В перерыве я подарил свою книгу женщине, что предложила меня напечатать, и понял, что пора бы закругляться – всё самое главное уже случилось. Дополнять своим совершенно ненужным мнением разборы следующих участников мне не виделось осмысленным делом. На третий день совещания я остаться не мог, ну или честно говоря, настолько не хотел, что не мог. Но когда я вышел на улицу, какая-то едкая тоска заныла во мне: «Ну куда ты всё время так торопишься? В свою привычную жизнь, в свои мысли, от которых так робко попытался сбежать? В привычное недовольство собой, которое так удобно маскировать недовольством окружающим?» Я посмотрел на здание института, на тёплый летний свет, отскакивающий от окон на дорожки. Из открытого окна звучало фортепьяно. «Как мне было хорошо!» - подумал я. Хотел было вернуться. Но знал, что всё своевременно. Билеты куплены. Проведу вечер с Машей и Атосом. Завтрашние мероприятия уже не столь интересны. Круглый стол «писатель и война» - тема, о высказываниях на которую явно будешь жалеть больше, чем о молчании. Что ни скажи. Ну или надо высказываться так подробно, чтобы это плохо кончилось. Остальные мероприятия – развлекательные. Праздновать нам, по существу, нечего. Пафоса мне хватило и на открытии. Писать лучше от него не стану.

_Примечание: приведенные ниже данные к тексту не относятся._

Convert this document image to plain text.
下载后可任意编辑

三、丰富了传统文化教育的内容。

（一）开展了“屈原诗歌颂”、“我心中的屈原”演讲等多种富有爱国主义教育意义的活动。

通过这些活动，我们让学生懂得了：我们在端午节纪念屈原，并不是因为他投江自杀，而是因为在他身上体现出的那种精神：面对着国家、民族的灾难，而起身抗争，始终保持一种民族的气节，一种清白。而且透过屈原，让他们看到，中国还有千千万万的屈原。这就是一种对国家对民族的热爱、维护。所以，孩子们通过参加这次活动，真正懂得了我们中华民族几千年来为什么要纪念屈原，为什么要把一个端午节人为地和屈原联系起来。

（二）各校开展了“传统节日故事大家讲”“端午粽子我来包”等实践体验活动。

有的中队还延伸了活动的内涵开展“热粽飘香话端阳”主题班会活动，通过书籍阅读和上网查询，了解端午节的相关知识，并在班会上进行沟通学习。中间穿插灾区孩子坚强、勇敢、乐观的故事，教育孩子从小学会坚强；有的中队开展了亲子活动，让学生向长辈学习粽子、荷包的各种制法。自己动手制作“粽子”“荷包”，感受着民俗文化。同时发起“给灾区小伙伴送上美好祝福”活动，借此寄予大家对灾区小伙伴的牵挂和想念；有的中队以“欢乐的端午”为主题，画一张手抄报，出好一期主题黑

И хоть я себя оправдал, уезжать было горько. Маршуртка была битком набита шумными, весёлыми студентами. Я с удивлением отметил, что все разборы просидел не устав, без чёрных очков, что я целый день на ногах, что симптомы, мучившие меня последние два года и заставлявшие прятаться в тёмную комнату и выходить куда-то максимум на пару часов в день, еле терпеть людей, если не исчезли, то отошли куда-то на второй план. Неужели всё так банально? Неужели всё просто от того, что я напрочь перестал выносить свою привычную жизнь, от того, что вырос из своей привычной формы, из своего уютного городка, из своих текстов, из своего образа мыслей? Вот – небольшое приключение, немного внимания к своему делу, возможность высказаться, молодые, красивые, образованные люди, приятная атмосфера– и всё, казалось, упиравшееся в глобальные философские вопросы, недовольство на грани невозможности жить превратилось просто в назойливый голос в голове? В общем, я предался жалости к себе и стал пытаться строить планы на будущее. Что я буду делать, когда вернусь, где возьму импульс, чтобы писать так, как я и сам давно хотел бы, но утопая в своём комфортном оправдании, так и не начал? Столько было вопросов, на которые я так давно пытался закрывать глаза. А ответов? Если были вопросы – не появились ли ответы уже давно?
Я добрался до Машки. Мы погуляли по Москве, зашли в церковь. Весь пол был усыпан благоухающей кошениной. Пришло время прощаться. Я опаздывал на поезд, да ещё и зашёл не в тот вокзал. Поспорил с охраной, что здесь непременно должен был поезд на Новгород. Не переспорил. Пришлось бежать. Я ворвался в поезд в последние пару минут. Стояла духота, не работал кондиционер. Приятный мужчина с инфантильным лицом якута сидел напротив, а потом исчез на верхней полке. Я лежал, записывал стихотворение про Москву и понятия не имел, куда уносит меня покачивающийся поезд: в прошлое или в будущее. Мой страх и того и другого мешался с мужеством, возникшим от этой скромной, но уже неотъемлемой из моей жизни поездки, поездки, что сегодня я назову – победой.